Pain emerging when methadone for OST is tapered
Particular challenges arise when patients treated with methadone for addiction experience emerging pain on dose taper. Methadone is a recognised drug treatment for pain and longer-term analgesia may be achieved by splitting the methadone dose and administering 12 hourly. If the 12 hourly methadone regimen appears to be effective as part of a broader pain management plan, there may be justification for continuing the regimen. It is important that individual management plans are generated with agreement from all local stakeholders.

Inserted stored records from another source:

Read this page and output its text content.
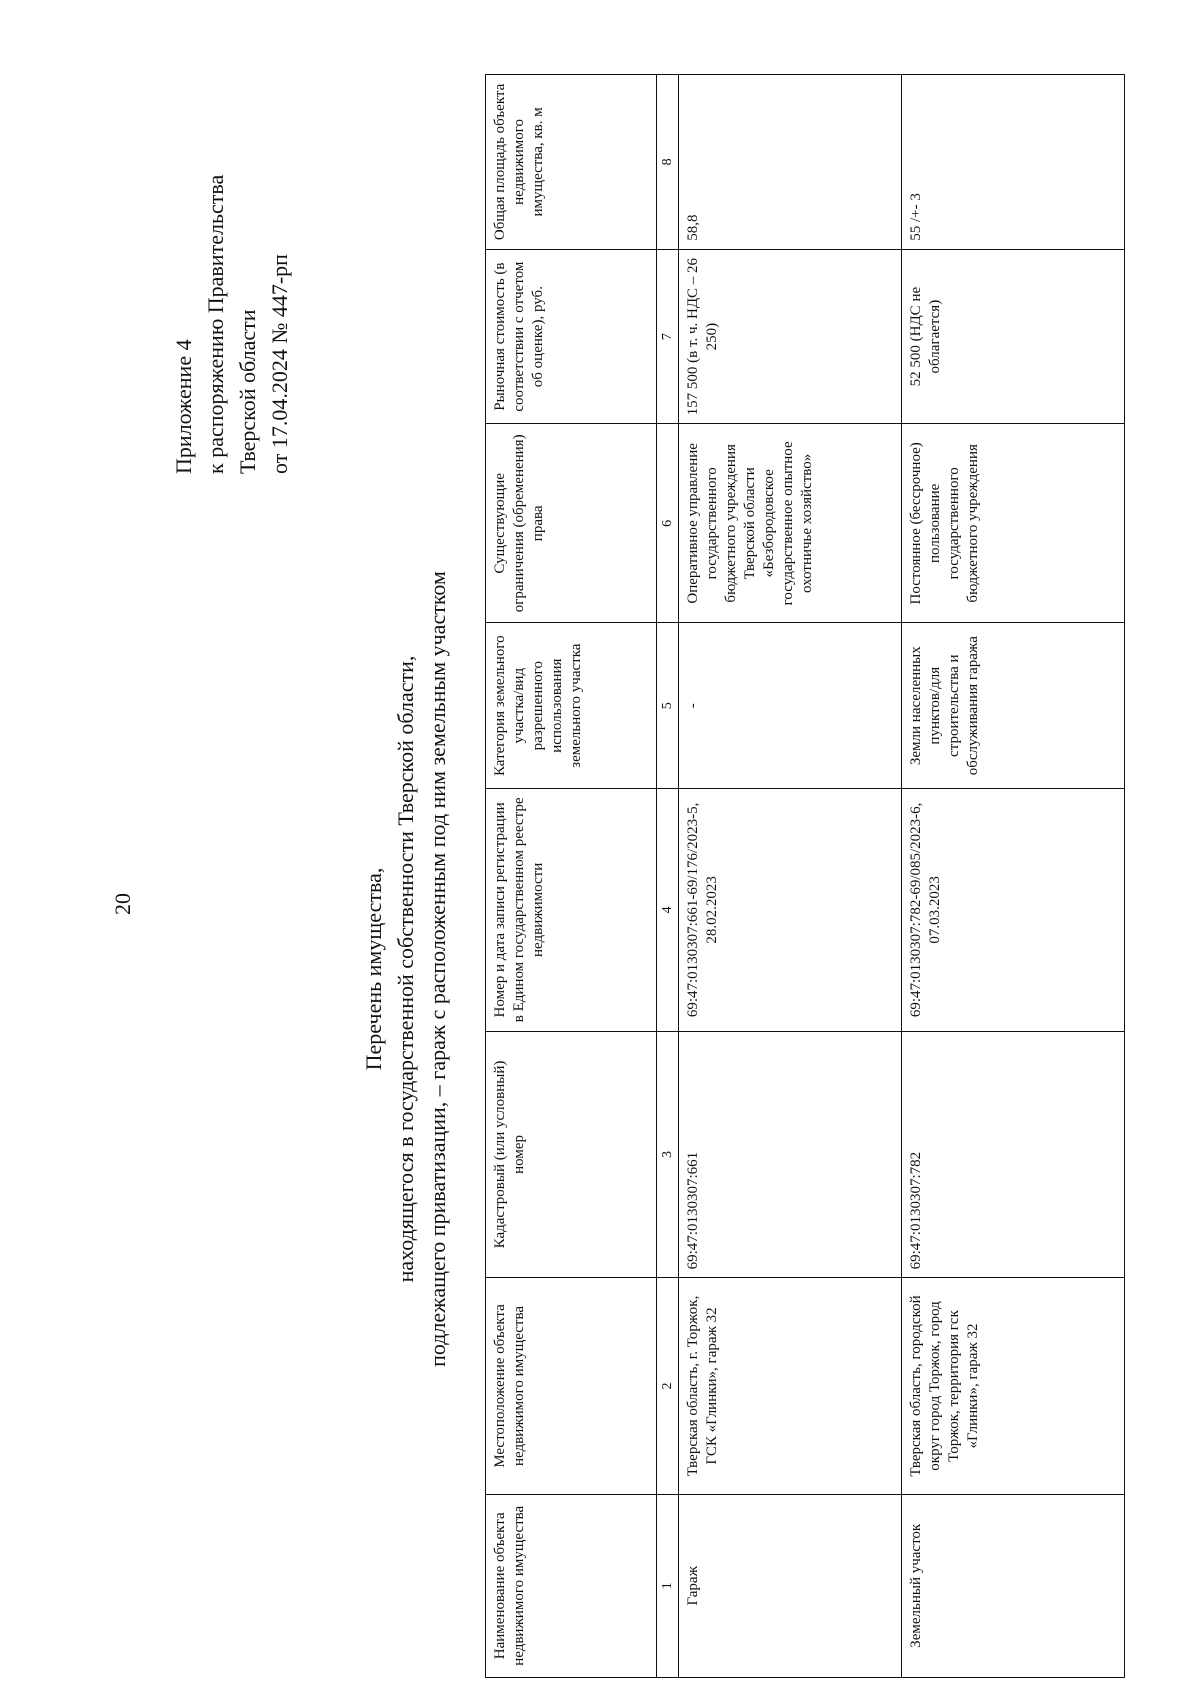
20
Приложение 4 к распоряжению Правительства Тверской области от 17.04.2024 № 447-рп
Перечень имущества, находящегося в государственной собственности Тверской области, подлежащего приватизации, – гараж с расположенным под ним земельным участком
Наименование объекта недвижимого имущества	Местоположение объекта недвижимого имущества	Кадастровый (или условный) номер	Номер и дата записи регистрации в Едином государственном реестре недвижимости	Категория земельного участка/вид разрешенного использования земельного участка	Существующие ограничения (обременения) права	Рыночная стоимость (в соответствии с отчетом об оценке), руб.	Общая площадь объекта недвижимого имущества, кв. м
1	2	3	4	5	6	7	8
Гараж	Тверская область, г. Торжок, ГСК «Глинки», гараж 32	69:47:0130307:661	69:47:0130307:661-69/176/2023-5, 28.02.2023	-	Оперативное управление государственного бюджетного учреждения Тверской области «Безбородовское государственное опытное охотничье хозяйство»	157 500 (в т. ч. НДС – 26 250)	58,8
Земельный участок	Тверская область, городской округ город Торжок, город Торжок, территория гск «Глинки», гараж 32	69:47:0130307:782	69:47:0130307:782-69/085/2023-6, 07.03.2023	Земли населенных пунктов/для строительства и обслуживания гаража	Постоянное (бессрочное) пользование государственного бюджетного учреждения	52 500 (НДС не облагается)	55 /+- 3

In general, a pragmatic solution may be that for patients who meet the following criteria:
- The pain is related to obvious organic disease
- The symptoms have previously been masked by heroin use or methadone maintenance,
- The pain emerges on methadone taper
- The patient is compliant with treatment plans (not using on top etc)
- The patient has been assessed by a pain specialist with special interest in opioids and addiction
- The patient is deemed safe for opioid therapy and
- Other evidence based interventions are not appropriate then
The patient may be maintained on methadone split into two daily doses prescribed for convenience by their GP but with a firm guarantee from both pain and substance misuse services that if the GP has concerns, he/she has rapid access to support from pain and substance misuse services. This has to be agreed case by case within a MDT setting, although the MDT decision may be virtual. These very specific circumstances should take into account the prescribing experience of local primary care teams and cases should be managed only by clinicians familiar with the pharmacology and clinical use of methadone.